Leon R. Kass's book Life, Liberty, and the Defense of Dignity: The Challenge for Bioethics (2002) discusses the implications of advances in biotechnology. Dr. Kass believes that technology has done and will continue to do wonders for human health and longevity and that we have much to thank it for. But he argues that the biological revolution raises stakes beyond saving life and avoiding death. Human beings, in his view, must approach innovations in a way that protects the ideas and practices that give them dignity and preserves their humanity.

James Q. Wilson's The Marriage Problem: How Our Culture Has Weakened Families (2002) reveals that the long-term weakening of marriage as an institution originated from unlikely sources, most importantly slavery and the Enlightenment. Slavery taught women and children not to rely on the presence of fathers, while the Enlightenment's emphasis on individual rights has eventually contributed to making unmarried cohabitation the fashion today among younger people.

In the October Bradley Lecture, Douglas J. Besharov looked at how welfare reform has fared and how it will shape the future of the U.S. welfare system. He described how, since 1994, welfare caseloads have fallen by 60 percent nationwide, yet how an assessment of welfare reform's long-term impact is complicated. Single mothers are working in greater numbers, for instance, but the number of disadvantaged men in the workforce remains low. Mr.

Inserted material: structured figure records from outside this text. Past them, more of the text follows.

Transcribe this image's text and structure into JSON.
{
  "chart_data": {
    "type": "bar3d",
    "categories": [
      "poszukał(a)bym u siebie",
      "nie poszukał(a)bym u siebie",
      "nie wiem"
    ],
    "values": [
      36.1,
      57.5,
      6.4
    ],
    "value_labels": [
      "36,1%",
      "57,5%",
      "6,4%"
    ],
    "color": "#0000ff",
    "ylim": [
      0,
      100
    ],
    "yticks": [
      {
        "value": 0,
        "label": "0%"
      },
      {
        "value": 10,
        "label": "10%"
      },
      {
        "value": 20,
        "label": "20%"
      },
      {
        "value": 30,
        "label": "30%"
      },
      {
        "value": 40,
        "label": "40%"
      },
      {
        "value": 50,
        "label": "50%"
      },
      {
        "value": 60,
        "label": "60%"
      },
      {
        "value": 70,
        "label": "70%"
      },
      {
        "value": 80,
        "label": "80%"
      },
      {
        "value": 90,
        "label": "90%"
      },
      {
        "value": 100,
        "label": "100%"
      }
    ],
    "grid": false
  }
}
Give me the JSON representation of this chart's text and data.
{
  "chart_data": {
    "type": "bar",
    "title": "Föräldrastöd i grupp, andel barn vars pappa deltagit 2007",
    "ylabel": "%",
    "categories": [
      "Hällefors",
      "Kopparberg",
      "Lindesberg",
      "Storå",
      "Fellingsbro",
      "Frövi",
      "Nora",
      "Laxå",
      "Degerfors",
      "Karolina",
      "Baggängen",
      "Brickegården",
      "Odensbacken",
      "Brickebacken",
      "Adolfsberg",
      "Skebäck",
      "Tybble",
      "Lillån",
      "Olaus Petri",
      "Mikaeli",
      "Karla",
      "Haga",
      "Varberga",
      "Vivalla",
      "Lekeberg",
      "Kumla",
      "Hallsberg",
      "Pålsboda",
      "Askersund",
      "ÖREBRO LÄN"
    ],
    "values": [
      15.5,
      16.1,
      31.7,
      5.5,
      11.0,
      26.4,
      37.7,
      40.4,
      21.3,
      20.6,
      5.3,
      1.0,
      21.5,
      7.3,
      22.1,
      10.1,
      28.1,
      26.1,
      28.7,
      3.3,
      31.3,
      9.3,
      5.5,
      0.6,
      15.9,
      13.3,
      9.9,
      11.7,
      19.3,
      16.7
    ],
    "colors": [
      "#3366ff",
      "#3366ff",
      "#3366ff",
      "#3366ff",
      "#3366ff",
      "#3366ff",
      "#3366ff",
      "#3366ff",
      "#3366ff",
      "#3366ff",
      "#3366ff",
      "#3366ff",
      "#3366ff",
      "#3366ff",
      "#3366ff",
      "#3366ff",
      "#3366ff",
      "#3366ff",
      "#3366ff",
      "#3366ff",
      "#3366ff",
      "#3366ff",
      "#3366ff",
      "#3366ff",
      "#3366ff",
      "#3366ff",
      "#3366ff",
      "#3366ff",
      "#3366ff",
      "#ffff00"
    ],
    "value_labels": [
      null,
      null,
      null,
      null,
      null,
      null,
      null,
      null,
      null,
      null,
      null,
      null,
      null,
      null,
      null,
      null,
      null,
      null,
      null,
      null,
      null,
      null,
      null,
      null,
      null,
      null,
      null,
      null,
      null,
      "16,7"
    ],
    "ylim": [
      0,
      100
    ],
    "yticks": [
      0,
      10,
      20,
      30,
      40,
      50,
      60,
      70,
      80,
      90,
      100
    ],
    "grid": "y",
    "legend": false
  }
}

Besharov explained that, although welfare caseloads have decreased and incomes among the poorest families have increased, the sum of all government aid to low-income families is at a post-Depression high, and he noted how little improvement has been made in nonmarital birth rates and marriage formation.

Mr. Besharov and Research Associate Peter Germanis edited a major study in 2002 titled "Family Well-Being after Welfare Reform," which encompasses a collection of essays on numerous topics, including child maltreatment and foster care placements, children's health and well-being, mothers' work and child care, and the plans of the Department of Health and Human Services to monitor the well-being of low-income children.